Five questions: Does it make sense for Alice and Bob to have an infinite number of children? Does the time between kids increase as they have more and more kids? What can we say about when they have their Nth child — can we predict it with a formula? Does the size of their brood over time show asymptotic behavior? If so, what are its bounds?

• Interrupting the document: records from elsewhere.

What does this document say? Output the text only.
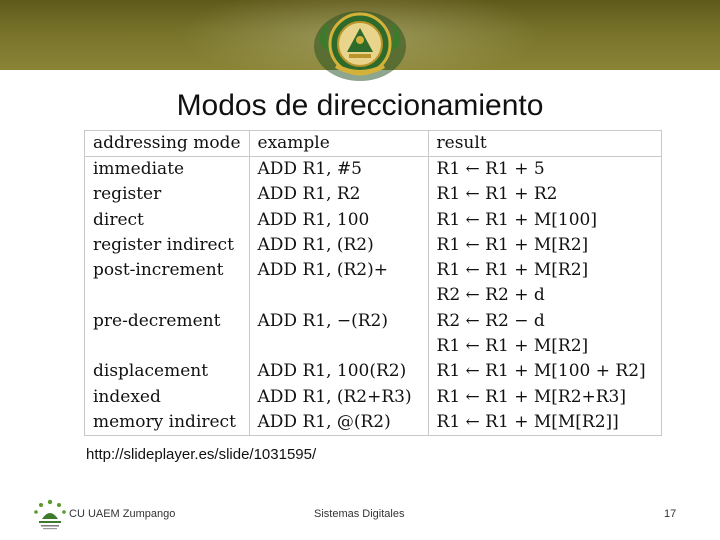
Modos de direccionamiento
addressing mode	example	result
immediate	ADD R1, #5	R1 ← R1 + 5
register	ADD R1, R2	R1 ← R1 + R2
direct	ADD R1, 100	R1 ← R1 + M[100]
register indirect	ADD R1, (R2)	R1 ← R1 + M[R2]
post-increment	ADD R1, (R2)+	R1 ← R1 + M[R2]
		R2 ← R2 + d
pre-decrement	ADD R1, −(R2)	R2 ← R2 − d
		R1 ← R1 + M[R2]
displacement	ADD R1, 100(R2)	R1 ← R1 + M[100 + R2]
indexed	ADD R1, (R2+R3)	R1 ← R1 + M[R2+R3]
memory indirect	ADD R1, @(R2)	R1 ← R1 + M[M[R2]]
http://slideplayer.es/slide/1031595/
CU UAEM Zumpango	Sistemas Digitales	17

Here is an explanation of my derivation:

[Show Solution]

Let’s call $t_k$ the time at which Alice and Bob have their $k^\text{th}$ child. The first child is born at time zero, so $t_1 = 0$. Since the work due to a child is one divided by their age, the work due to child $k$ at time $t$ is given by:

\[

\text{work at time }t = \begin{cases}

\frac{1}{t-t_k} & \text{if }t > t_k \\

0 & \text{otherwise}

\end{cases}

\]We also know that each new child is born once the total work due to all previous children equals $1$. Therefore, we have the following equations:

\begin{align}

t_2\text{ satsifies:} && \frac{1}{t_2-t_1} &= 1 \\

t_3\text{ satisfies:} && \frac{1}{t_3-t_2} + \frac{1}{t_3-t_1} &= 1 \\

t_4\text{ satisfies:} && \frac{1}{t_4-t_3} + \frac{1}{t_4-t_2} + \frac{1}{t_4-t_1} &= 1 \\

\cdots\qquad \\

t_k\text{ satisfies:} && \sum_{i=1}^{k-1} \frac{1}{t_k-t_i} &= 1

\end{align}and so on. We also know that $t_1 \lt t_2 \lt t_3 \lt \ldots$ since the children are born sequentially. The nice thing about these equation is that they can be solved sequentially. We know that $t_1=0$. Substituting this into the first equation yields $t_2=1$. Substituting these values into the second equation yields:

\[

\frac{1}{t_3-1}+\frac{1}{t_3} = 1

\]Rearranging yields $t_3^2-3t_3+1=0$. This equation has two solutions, but we take the one that satisfies $t_3 \gt t_2$, and we obtain $t_3=\tfrac{3+\sqrt{5}}{2} \approx 2.618$. We can continue in this fashion, solving each subsequent equation by substituting the previous values… but things get complicated in a hurry. The next equation becomes:

\[

t_4^3-\left(\tfrac{11+\sqrt{5}}{2}\right)t_4^2+\left(\tfrac{13+3\sqrt{5}}{2}\right)t_4-\left(\tfrac{3+\sqrt{5}}{2}\right)=0

\]Once again, we find that there is a unique solution that satisfies $t_4 \gt t_3$. This solution is approximately $t_4\approx 4.5993$. There doesn’t appear to be any automatic way to continue this process. Every time we try to compute the next $t_k$, we have to find the root of an even more complicated polynomial!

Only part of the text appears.